The core TTFL model, PER/TIM binds to and inhibits their own gene transcription by CLOCK/CYCLE, established in Drosophila is considered to be the canonical model for circadian clocks. Although the core proteins may not be conserved across species, meaning that circadian clocks may have evolved multiple times, the core TTFL structure is very similar in mammals [30], plants [31], the filamentous fungus Neurospora crassa [32], and even in the cyanobacterium Synecchococcus aureus [33] (see ref. [34] for review). Interestingly, a temperature-compensated circadian oscillation of KaiC phosphorylation in the cyanobacterium can be reconstituted in the test tube even in the absence of transcription and translation by simply adding recombinant proteins and ATP [35]. Recent studies also indicate the presence of transcription-independent circadian oscillations in the oxidation state of peroxiredoxin proteins in human red blood cells, algae, and in all domains of life [36], [37], [38].
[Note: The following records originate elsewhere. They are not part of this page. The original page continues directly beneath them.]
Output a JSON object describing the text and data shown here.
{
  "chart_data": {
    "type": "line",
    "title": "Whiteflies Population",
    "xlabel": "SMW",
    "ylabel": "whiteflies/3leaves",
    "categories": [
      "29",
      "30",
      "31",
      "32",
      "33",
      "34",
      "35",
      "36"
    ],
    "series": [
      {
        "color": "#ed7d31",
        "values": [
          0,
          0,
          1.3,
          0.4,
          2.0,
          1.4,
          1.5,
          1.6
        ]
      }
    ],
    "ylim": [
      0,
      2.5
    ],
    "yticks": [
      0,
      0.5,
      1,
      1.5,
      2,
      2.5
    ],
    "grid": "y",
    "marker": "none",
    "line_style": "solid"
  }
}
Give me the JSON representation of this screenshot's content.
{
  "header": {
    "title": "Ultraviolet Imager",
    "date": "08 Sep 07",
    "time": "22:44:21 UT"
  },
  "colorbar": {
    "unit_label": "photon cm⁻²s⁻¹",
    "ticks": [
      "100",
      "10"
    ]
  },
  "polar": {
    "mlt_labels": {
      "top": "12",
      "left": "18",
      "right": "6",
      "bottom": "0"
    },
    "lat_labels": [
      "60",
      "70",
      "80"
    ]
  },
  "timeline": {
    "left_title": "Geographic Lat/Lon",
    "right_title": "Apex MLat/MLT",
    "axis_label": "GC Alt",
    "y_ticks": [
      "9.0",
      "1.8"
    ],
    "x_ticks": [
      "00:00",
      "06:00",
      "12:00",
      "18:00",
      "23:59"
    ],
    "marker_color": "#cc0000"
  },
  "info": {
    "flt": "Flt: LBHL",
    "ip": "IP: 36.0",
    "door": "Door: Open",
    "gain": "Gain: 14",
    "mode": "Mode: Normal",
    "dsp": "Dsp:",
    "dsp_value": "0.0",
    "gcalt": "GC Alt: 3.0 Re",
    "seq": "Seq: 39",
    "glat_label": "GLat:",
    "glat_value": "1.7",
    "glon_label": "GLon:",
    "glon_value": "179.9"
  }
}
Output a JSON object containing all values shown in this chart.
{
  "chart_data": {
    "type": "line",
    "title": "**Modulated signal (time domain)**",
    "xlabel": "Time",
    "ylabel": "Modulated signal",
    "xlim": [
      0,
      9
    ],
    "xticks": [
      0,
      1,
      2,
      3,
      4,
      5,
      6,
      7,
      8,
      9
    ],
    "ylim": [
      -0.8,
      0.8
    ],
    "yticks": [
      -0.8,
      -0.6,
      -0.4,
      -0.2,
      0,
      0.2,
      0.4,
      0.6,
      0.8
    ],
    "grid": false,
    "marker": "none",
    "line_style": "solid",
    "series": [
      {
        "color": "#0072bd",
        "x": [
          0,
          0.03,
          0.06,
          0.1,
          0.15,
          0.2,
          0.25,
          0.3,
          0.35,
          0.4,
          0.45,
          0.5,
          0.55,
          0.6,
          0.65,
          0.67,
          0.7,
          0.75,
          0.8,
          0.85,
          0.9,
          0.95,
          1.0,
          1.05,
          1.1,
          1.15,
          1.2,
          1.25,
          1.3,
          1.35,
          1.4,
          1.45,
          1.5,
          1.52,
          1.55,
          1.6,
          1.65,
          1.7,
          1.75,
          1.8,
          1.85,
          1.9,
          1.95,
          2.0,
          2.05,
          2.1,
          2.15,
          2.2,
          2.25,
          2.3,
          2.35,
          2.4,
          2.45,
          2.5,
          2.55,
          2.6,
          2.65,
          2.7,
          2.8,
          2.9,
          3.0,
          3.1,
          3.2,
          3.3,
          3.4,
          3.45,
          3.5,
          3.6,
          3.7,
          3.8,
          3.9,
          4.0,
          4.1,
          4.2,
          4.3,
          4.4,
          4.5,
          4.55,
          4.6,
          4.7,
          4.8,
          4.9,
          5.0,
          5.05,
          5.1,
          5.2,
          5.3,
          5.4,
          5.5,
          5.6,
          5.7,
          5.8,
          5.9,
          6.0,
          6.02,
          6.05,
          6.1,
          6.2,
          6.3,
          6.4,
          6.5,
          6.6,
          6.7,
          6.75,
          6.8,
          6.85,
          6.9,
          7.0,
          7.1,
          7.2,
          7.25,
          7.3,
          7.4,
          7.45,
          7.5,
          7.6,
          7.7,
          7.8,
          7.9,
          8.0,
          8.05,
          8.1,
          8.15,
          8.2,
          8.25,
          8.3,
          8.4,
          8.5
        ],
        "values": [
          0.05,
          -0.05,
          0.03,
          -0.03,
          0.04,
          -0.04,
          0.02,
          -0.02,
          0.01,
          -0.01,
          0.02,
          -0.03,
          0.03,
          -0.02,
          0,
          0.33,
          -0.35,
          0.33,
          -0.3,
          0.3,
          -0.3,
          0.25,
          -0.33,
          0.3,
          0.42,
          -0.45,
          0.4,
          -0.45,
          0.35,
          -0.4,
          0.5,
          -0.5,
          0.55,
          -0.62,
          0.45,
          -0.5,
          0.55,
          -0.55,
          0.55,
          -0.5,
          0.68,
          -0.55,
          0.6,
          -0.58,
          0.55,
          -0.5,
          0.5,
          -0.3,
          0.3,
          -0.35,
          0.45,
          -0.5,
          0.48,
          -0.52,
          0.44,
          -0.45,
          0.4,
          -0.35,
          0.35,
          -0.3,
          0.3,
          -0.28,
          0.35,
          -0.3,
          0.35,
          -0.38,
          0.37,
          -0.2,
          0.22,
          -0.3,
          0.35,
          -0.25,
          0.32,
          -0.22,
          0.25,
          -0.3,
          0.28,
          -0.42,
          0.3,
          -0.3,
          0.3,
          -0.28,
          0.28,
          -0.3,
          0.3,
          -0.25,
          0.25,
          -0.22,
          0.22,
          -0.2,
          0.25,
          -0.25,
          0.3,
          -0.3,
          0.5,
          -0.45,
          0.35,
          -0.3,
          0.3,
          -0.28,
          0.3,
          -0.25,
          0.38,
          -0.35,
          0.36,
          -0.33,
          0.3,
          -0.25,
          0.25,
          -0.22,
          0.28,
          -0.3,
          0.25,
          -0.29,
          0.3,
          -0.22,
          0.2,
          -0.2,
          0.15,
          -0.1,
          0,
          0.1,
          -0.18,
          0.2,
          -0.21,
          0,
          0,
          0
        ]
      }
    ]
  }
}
In conclusion, the nearly ubiquitous presence of circadian clocks in all life forms suggests evolutionary advantage to being able to anticipate and adapt to the daily changing environments. Indeed, the clock genes have since greatly expanded along with parallel feedback loops added to allow mutual interaction between circadian clocks and various aspects of physiology, attesting to a role beyond simple time-keeping. The 2017 Nobel Prize in Physiology or Medicine was awarded to honor the three Nobel Laureates for their discoveries of molecular mechanisms controlling the circadian rhythm.

Conflicts of interest

The author declares that he has no competing interest.